Blocus du bétail au Burkina Faso : entre pression sociale et risque économique avant la Tabaski

Une mesure politique aux effets contrastés sur le bétail burkinabè

À l’approche de la Tabaski, le gouvernement burkinabè a choisi de restreindre l’exportation du bétail, un coup de force qui met en lumière les tensions entre objectifs sociaux et réalités économiques. Cette décision, présentée comme un soutien aux consommateurs urbains, révèle des contradictions profondes et des risques majeurs pour l’équilibre du pays.

Le dilemme social : aider les villes en affaiblissant les campagnes

L’objectif affiché est clair : rendre la viande de mouton plus accessible pour les familles des grandes villes comme Ouagadougou. En limitant l’offre sur le marché, les prix devraient baisser, profitant aux citadins. Pourtant, cette stratégie a un coût invisible : celui porté par les éleveurs ruraux.

Ces derniers, déjà fragilisés par des années de crise sécuritaire, de vols de bétail et de réduction des pâturages, voient leurs revenus s’effondrer. Les marchés régionaux, notamment ceux de la Côte d’Ivoire et du Bénin, leur offraient jusqu’alors des débouchés lucratifs. En les fermant, l’État prive une population rurale déjà vulnérable de ses principales sources de revenus. Résultat : une politique qui, sous couvert de solidarité urbaine, creuse les inégalités entre zones urbaines et rurales.

Le marché burkinabè peut-il absorber un tel surplus ?

L’hypothèse centrale repose sur la saturation du marché intérieur. Pourtant, cette approche ignore une réalité fondamentale : la gestion du bétail vivant, qui implique des coûts quotidiens élevés en nourriture et en soins. Une fois la Tabaski passée, que deviendra ce surplus d’animaux ? Sans débouchés commerciaux, les éleveurs pourraient être contraints de brader leurs bêtes à perte, accélérant la crise de la filière.

Les projets d’abattoirs modernes et de transformation locale, bien que prometteurs à long terme, ne sont pas encore en mesure de pallier cette surcharge ponctuelle. L’absence d’infrastructures adaptées risque de transformer cette mesure en un piège économique pour toute la filière.

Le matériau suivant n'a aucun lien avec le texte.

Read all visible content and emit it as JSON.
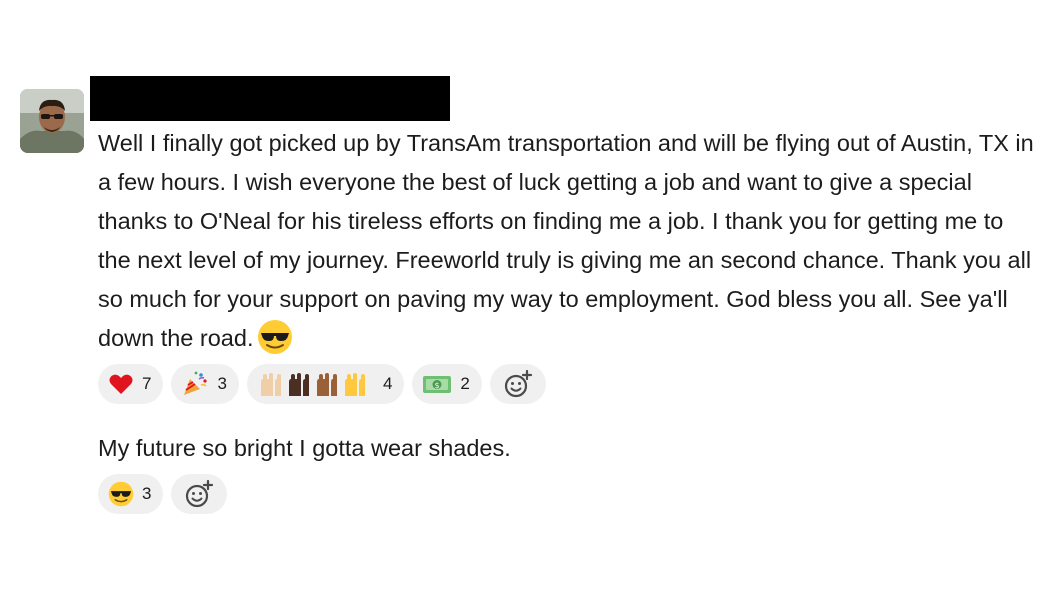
{
  "post": {
    "message": "Well I finally got picked up by  TransAm transportation and will be flying out of Austin, TX  in a few hours. I wish everyone the best of luck getting a job and want to give a special thanks to O'Neal for his tireless efforts on finding me a job. I thank you for getting me to the next level of my journey. Freeworld truly is giving me an second chance. Thank you all so much for your support on paving my way to employment. God bless you all. See ya'll down the road.",
    "message_emoji": "sunglasses-face",
    "reactions": [
      {
        "icon": "red-heart-icon",
        "count": "7"
      },
      {
        "icon": "party-popper-icon",
        "count": "3"
      },
      {
        "icon": "raised-hands-icon",
        "count": "4"
      },
      {
        "icon": "dollar-bill-icon",
        "count": "2"
      }
    ]
  },
  "reply": {
    "message": "My future so bright I gotta wear shades.",
    "reactions": [
      {
        "icon": "sunglasses-face-icon",
        "count": "3"
      }
    ]
  },
  "colors": {
    "text": "#1d1c1d",
    "pill_bg": "#f0f0f0",
    "redaction": "#000000",
    "heart": "#e0141e",
    "emoji_yellow": "#ffcc33"
  }
}
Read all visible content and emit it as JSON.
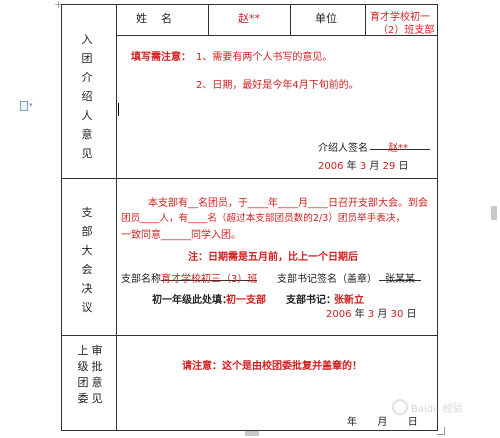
{
  "header": {
    "name_label": "姓    名",
    "name_value": "赵**",
    "unit_label": "单位",
    "unit_value_line1": "育才学校初一",
    "unit_value_line2": "（2）班支部"
  },
  "sections": {
    "introducer": {
      "label_chars": [
        "入",
        "团",
        "介",
        "绍",
        "人",
        "意",
        "见"
      ]
    },
    "branch": {
      "label_chars": [
        "支",
        "部",
        "大",
        "会",
        "决",
        "议"
      ]
    },
    "approval": {
      "label_col1": [
        "上",
        "级",
        "团",
        "委"
      ],
      "label_col2": [
        "审",
        "批",
        "意",
        "见"
      ]
    }
  },
  "introducer": {
    "notice_title": "填写需注意：",
    "notice_1": "1、需要有两个人书写的意见。",
    "notice_2": "2、日期，最好是今年4月下旬前的。",
    "signature_label": "介绍人签名",
    "signature_value": "赵**",
    "date_year": "2006",
    "date_year_suffix": "年",
    "date_month": "3",
    "date_month_suffix": "月",
    "date_day": "29",
    "date_day_suffix": "日"
  },
  "branch": {
    "para_line1": "本支部有__名团员，于____年____月____日召开支部大会。到会",
    "para_line2": "团员____人，有____名（超过本支部团员数的2/3）团员举手表决，",
    "para_line3": "一致同意______同学入团。",
    "note": "注：日期需是五月前，比上一个日期后",
    "branch_name_label": "支部名称",
    "branch_name_value": "育才学校初三（3）班",
    "secretary_label": "支部书记签名（盖章）",
    "secretary_value": "张某某",
    "grade_label": "初一年级此处填：",
    "grade_value": "初一支部",
    "sec2_label": "支部书记：",
    "sec2_value": "张新立",
    "date_year": "2006",
    "date_year_suffix": "年",
    "date_month": "3",
    "date_month_suffix": "月",
    "date_day": "30",
    "date_day_suffix": "日"
  },
  "approval": {
    "notice": "请注意：这个是由校团委批复并盖章的！",
    "date_year_suffix": "年",
    "date_month_suffix": "月",
    "date_day_suffix": "日"
  },
  "chrome": {
    "corner_mark": "+",
    "watermark_text": "Baidu 经验"
  }
}
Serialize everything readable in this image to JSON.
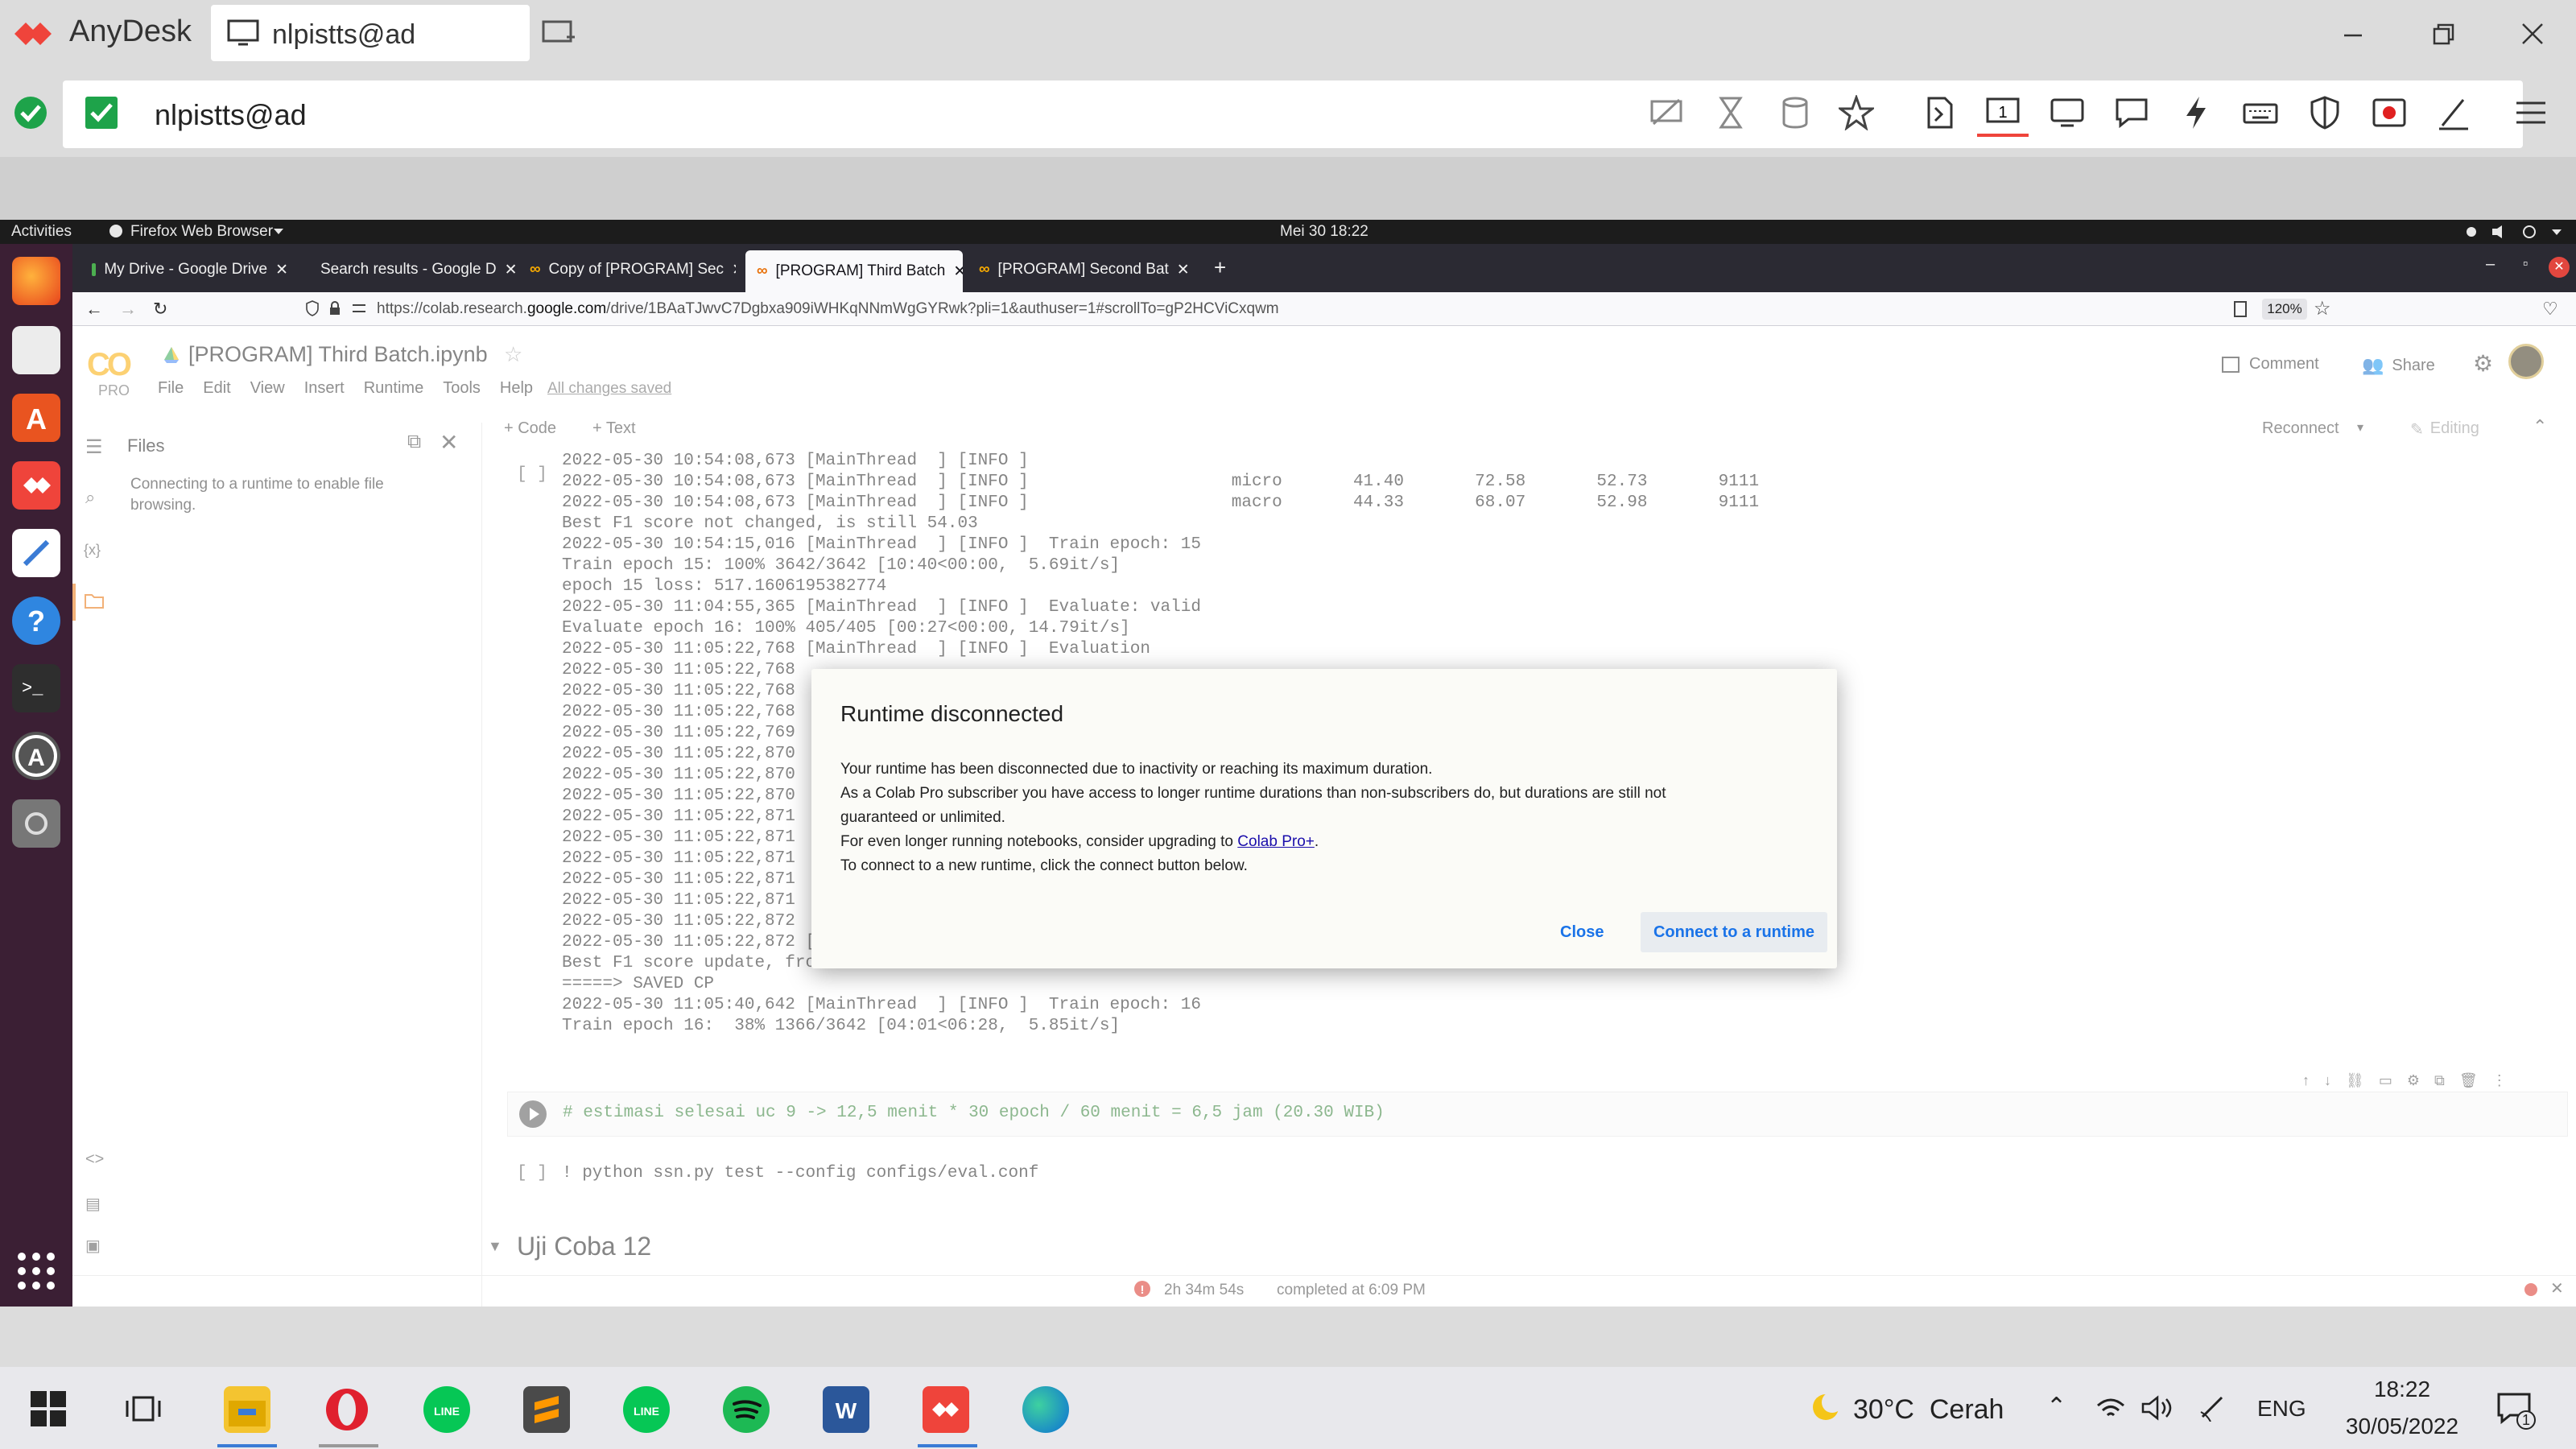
{
  "anydesk": {
    "app_name": "AnyDesk",
    "tab_label": "nlpistts@ad",
    "address": "nlpistts@ad",
    "colors": {
      "brand": "#ef443b",
      "ok": "#1ea34a"
    }
  },
  "gnome": {
    "activities": "Activities",
    "app": "Firefox Web Browser",
    "clock": "Mei 30  18:22"
  },
  "firefox": {
    "tabs": [
      {
        "label": "My Drive - Google Drive"
      },
      {
        "label": "Search results - Google D"
      },
      {
        "label": "Copy of [PROGRAM] Sec"
      },
      {
        "label": "[PROGRAM] Third Batch"
      },
      {
        "label": "[PROGRAM] Second Bat"
      }
    ],
    "url_prefix": "https://colab.research.",
    "url_domain": "google.com",
    "url_suffix": "/drive/1BAaTJwvC7Dgbxa909iWHKqNNmWgGYRwk?pli=1&authuser=1#scrollTo=gP2HCViCxqwm",
    "zoom": "120%"
  },
  "colab": {
    "logo": "CO",
    "pro": "PRO",
    "title": "[PROGRAM] Third Batch.ipynb",
    "menu": [
      "File",
      "Edit",
      "View",
      "Insert",
      "Runtime",
      "Tools",
      "Help"
    ],
    "saved": "All changes saved",
    "comment": "Comment",
    "share": "Share",
    "add_code": "+ Code",
    "add_text": "+ Text",
    "reconnect": "Reconnect",
    "editing": "Editing",
    "files_title": "Files",
    "files_msg_1": "Connecting to a runtime to enable file",
    "files_msg_2": "browsing.",
    "cell_bracket": "[ ]",
    "log_lines": [
      "2022-05-30 10:54:08,673 [MainThread  ] [INFO ]",
      "2022-05-30 10:54:08,673 [MainThread  ] [INFO ]                    micro       41.40       72.58       52.73       9111",
      "2022-05-30 10:54:08,673 [MainThread  ] [INFO ]                    macro       44.33       68.07       52.98       9111",
      "Best F1 score not changed, is still 54.03",
      "2022-05-30 10:54:15,016 [MainThread  ] [INFO ]  Train epoch: 15",
      "Train epoch 15: 100% 3642/3642 [10:40<00:00,  5.69it/s]",
      "epoch 15 loss: 517.1606195382774",
      "2022-05-30 11:04:55,365 [MainThread  ] [INFO ]  Evaluate: valid",
      "Evaluate epoch 16: 100% 405/405 [00:27<00:00, 14.79it/s]",
      "2022-05-30 11:05:22,768 [MainThread  ] [INFO ]  Evaluation",
      "2022-05-30 11:05:22,768",
      "2022-05-30 11:05:22,768",
      "2022-05-30 11:05:22,768                                                                                         ectly",
      "2022-05-30 11:05:22,769",
      "2022-05-30 11:05:22,870",
      "2022-05-30 11:05:22,870",
      "2022-05-30 11:05:22,870",
      "2022-05-30 11:05:22,871",
      "2022-05-30 11:05:22,871",
      "2022-05-30 11:05:22,871",
      "2022-05-30 11:05:22,871",
      "2022-05-30 11:05:22,871",
      "2022-05-30 11:05:22,872",
      "2022-05-30 11:05:22,872 [MainThread  ] [INFO ]                    macro",
      "Best F1 score update, from 54.03 to 56.45",
      "=====> SAVED CP",
      "2022-05-30 11:05:40,642 [MainThread  ] [INFO ]  Train epoch: 16",
      "Train epoch 16:  38% 1366/3642 [04:01<06:28,  5.85it/s]"
    ],
    "code_cell": "# estimasi selesai uc 9 -> 12,5 menit * 30 epoch / 60 menit = 6,5 jam (20.30 WIB)",
    "cmd_cell": "! python ssn.py test --config configs/eval.conf",
    "section": "Uji Coba 12",
    "status_time": "2h 34m 54s",
    "status_done": "completed at 6:09 PM"
  },
  "dialog": {
    "title": "Runtime disconnected",
    "line1": "Your runtime has been disconnected due to inactivity or reaching its maximum duration.",
    "line2": "As a Colab Pro subscriber you have access to longer runtime durations than non-subscribers do, but durations are still not",
    "line3": "guaranteed or unlimited.",
    "line4_pre": "For even longer running notebooks, consider upgrading to ",
    "line4_link": "Colab Pro+",
    "line4_post": ".",
    "line5": "To connect to a new runtime, click the connect button below.",
    "close": "Close",
    "connect": "Connect to a runtime"
  },
  "taskbar": {
    "weather": "30°C  Cerah",
    "lang": "ENG",
    "time": "18:22",
    "date": "30/05/2022",
    "notif": "1"
  }
}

Un jeu politique aux répercussions régionales

Cette décision s’inscrit dans une logique de souveraineté économique, marquant une rupture avec les partenariats traditionnels. En bloquant les exportations vers ses voisins côtiers, le Burkina Faso utilise son cheptel comme levier de pression, mais au prix d’une dégradation des relations commerciales.

La Côte d’Ivoire, confrontée à cette interdiction, se tourne déjà vers d’autres fournisseurs comme la Mauritanie pour sécuriser ses approvisionnements. À terme, le Burkina Faso risque de perdre durablement des marchés historiques, fragilisant encore davantage sa position dans la sous-région. Cette stratégie, en privilégiant l’autosuffisance immédiate, fragilise non seulement les éleveurs locaux, mais aussi l’intégration économique ouest-africaine.

Sur le plan macroéconomique, ce pari audacieux pourrait s’avérer contre-productif. En isolant le pays de ses partenaires naturels, il menace l’avenir de la filière bovine et plongera des milliers de familles dans une précarité accrue.